Analysis / Method / Method # / ReferenceTotal Alkalinity / Potentiometric Titration / 2320 b.4.6 / Std. Methods (1)
Ammonia (as N) / Automated Colorimetric / 350.1 / EPA (2)
Anions (F, Cl, ClO2, ClO3, Br, BrO3, NO2, NO3, PO4 SO4) / Ion Chromatography / 300 / EPA (2)
Chloride / Potentiometric Titration / 4500-Cl D / Std. Methods (1)
Nitrate+Nitrite (as N) / Automated Colorimetric / 353.2 / EPA (2)
Orthophosphate / Automated Colorimetric / 365.1 / EPA (2)
TIC / Coulometric / D-513-92 / ASTM (3)
As Pb U Se Bi / ICP-MS / 200.8 / EPA (4)
Al, As_icap, Ba, Be, Bi, Ca, Cd, Cr, Cu, Fe, K_icap, Mg, Mn, Na, Ni, P, Pb_icap, S, Sb, Sulfate, Si, Silica, Sn, Zn / ICP_AES / 200.7 / EPA (4)
TOC / Combustion / 5310 C / Std. Methods (1)
THM HAN / GC ECD / 551.1 / EPA (5)
Dissolved Oxygen / Winkler (Azide Modification) / 4500-0 D. / Std. Methods7
Temperature / -- / -- / --
Ammonia / Automated Colorimetric / 350.1 / EPA5
Particle Counts / Light-Blockage / 2560-C. / Std. Methods7
Turbidity / Nephelometric / 2130 / Std. Methods7
Apparent Color / Platinum-Cobalt / 8025 / Hach10
Ferrous Iron / Phenanthroline / 8146 / Hach10
Phosphorus / Ascorbic Acid / 8048 / Hach10
Total Iron / Phenanthroline / 8145 / Hach10
* Detection limit can be adjusted by changing sample volume
1 RREL SW846, Sept. 1986.
2 Modified from methods for Determination of Inorganic Substances in Water & Fluvial Sediments, U.S. Geological Survey Open-File Report, (85-495) 1985.
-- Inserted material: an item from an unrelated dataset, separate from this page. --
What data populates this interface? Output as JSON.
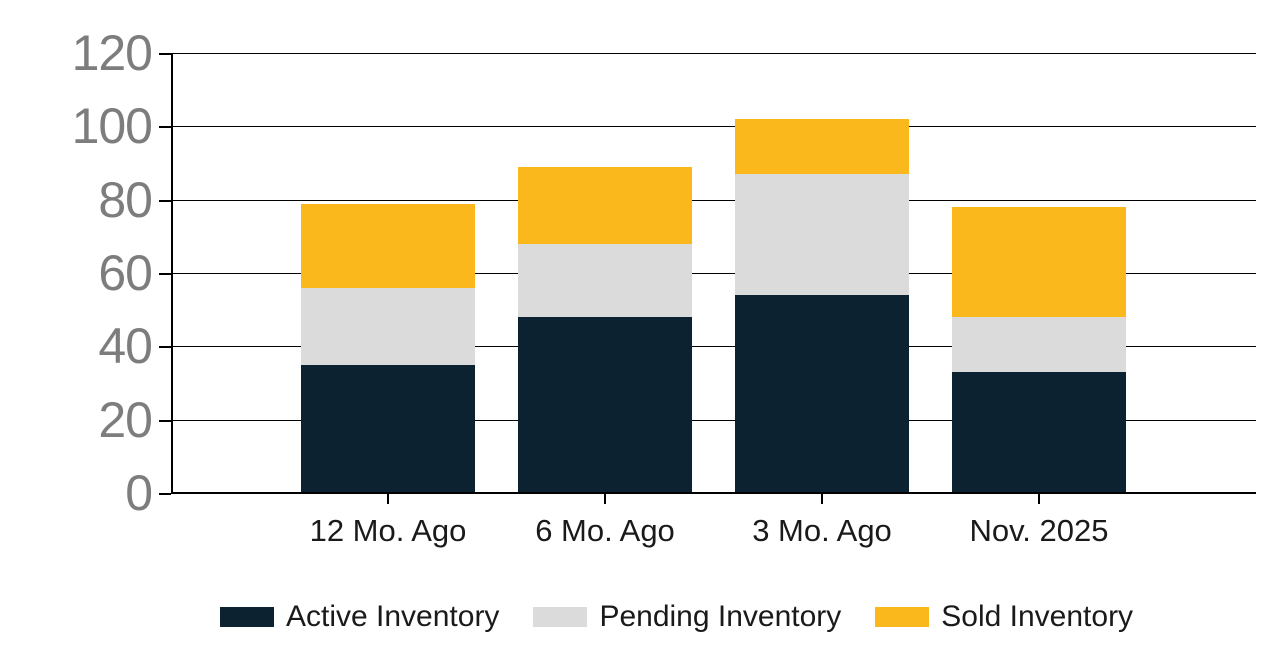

3 Alpkem Research, Inc., Clackamas, OR.
4 Orion Research, Inc., Boston, MA.
5 USEPA, "Methods for Chemical Analysis of Water and Wastes," EPA-600/14-79-020 (1983).
6 USEPA, "Methods for the Determination of Metals in Environmental Samples," EPA-600/14-91-010 (1994).
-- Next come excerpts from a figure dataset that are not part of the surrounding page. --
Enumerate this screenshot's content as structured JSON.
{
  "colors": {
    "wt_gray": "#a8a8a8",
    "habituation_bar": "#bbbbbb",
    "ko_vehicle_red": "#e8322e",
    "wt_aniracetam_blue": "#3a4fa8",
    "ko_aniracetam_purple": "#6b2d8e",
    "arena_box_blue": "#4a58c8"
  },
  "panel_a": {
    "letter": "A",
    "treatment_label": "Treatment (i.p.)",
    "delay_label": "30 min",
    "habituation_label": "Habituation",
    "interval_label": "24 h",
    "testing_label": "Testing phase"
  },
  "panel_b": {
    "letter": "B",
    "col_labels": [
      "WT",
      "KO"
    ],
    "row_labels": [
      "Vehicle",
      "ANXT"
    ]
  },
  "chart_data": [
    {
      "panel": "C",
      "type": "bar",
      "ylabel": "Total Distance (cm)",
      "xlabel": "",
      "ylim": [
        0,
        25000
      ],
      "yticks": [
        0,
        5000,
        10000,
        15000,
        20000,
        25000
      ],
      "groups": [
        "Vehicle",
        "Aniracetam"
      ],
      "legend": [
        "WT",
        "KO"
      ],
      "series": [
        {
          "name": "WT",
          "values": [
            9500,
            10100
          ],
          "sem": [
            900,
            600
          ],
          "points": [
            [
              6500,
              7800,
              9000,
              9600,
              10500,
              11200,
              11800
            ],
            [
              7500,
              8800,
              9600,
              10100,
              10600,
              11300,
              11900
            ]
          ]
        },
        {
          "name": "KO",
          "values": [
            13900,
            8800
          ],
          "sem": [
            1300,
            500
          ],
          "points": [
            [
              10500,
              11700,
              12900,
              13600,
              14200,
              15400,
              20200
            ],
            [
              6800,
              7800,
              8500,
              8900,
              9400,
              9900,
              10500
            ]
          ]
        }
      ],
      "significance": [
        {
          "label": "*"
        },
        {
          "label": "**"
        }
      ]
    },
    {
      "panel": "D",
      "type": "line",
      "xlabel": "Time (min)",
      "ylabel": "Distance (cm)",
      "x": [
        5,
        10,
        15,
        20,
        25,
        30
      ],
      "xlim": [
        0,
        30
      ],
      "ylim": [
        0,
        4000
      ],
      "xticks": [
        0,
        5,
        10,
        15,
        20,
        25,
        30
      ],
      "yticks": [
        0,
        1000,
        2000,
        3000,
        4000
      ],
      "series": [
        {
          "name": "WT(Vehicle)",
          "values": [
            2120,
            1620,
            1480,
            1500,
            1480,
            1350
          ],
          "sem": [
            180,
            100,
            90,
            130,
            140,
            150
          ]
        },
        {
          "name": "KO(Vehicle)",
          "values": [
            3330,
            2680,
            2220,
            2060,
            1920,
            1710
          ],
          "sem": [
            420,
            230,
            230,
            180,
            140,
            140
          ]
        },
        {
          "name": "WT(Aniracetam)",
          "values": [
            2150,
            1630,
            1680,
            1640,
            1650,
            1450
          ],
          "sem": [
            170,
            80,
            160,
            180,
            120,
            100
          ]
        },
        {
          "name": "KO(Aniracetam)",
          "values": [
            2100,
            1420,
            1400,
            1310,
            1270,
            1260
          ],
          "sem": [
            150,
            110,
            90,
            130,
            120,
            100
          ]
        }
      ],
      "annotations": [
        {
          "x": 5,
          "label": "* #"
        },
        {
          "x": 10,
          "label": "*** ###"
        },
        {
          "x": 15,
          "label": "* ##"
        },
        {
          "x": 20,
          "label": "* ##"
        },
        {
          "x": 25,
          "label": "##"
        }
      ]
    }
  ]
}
7 "Standard Methods for the Examination of Water and Wastewater," 18th Edition (1992).
8 USEPA, AMethod 300.1 Determination of Inorganic Anions in Drinking Water by Ion Chromatography,@ Revision1.0, NERL, ORD, Cincinnati, OH (1993).
9 "1994 Annual Book of ASTM Standards," section 11, volume 11.01, Water (I).
10 Hach Company, Loveland,Co.
11 Drinking Water Research Division, USEPA, Internal Method. References: Journal AWWA 72:5:304(1980); Schock & Lytle, Proc. AWWA WQTC (1994).
8.4.2. X-Ray Diffraction and Scanning Electron Microscopy Analysis
X-Ray Diffraction (XRD) will be used to identify crystalline phases. Colloids and particles will be filtered from suspension onto a 47 mm diameter 0.45 μm filter (Millipore Corp., Bedford, MA) or a 0.1 μm filter (Costar Corp., Cambridge, MA) using a vacuum filtration apparatus. Unused filters will be also analyzed to determine background contributions. A Scintag (Scintag, Inc., Santa Clara, CA) XDS-2000 theta-theta diffractometer with a copper x-ray tube will be used to acquire x-ray patterns. The tube will be operated at 30 kV and 40 mA, and scans will typically cover the range of 5 to 60 degrees 2 theta, with 0.03 degree step sizes that will be held for 3 seconds each. Pattern analysis will be performed using the computer software provided by the manufacturer, which generally followed ASTM procedures (ASTM, 1996).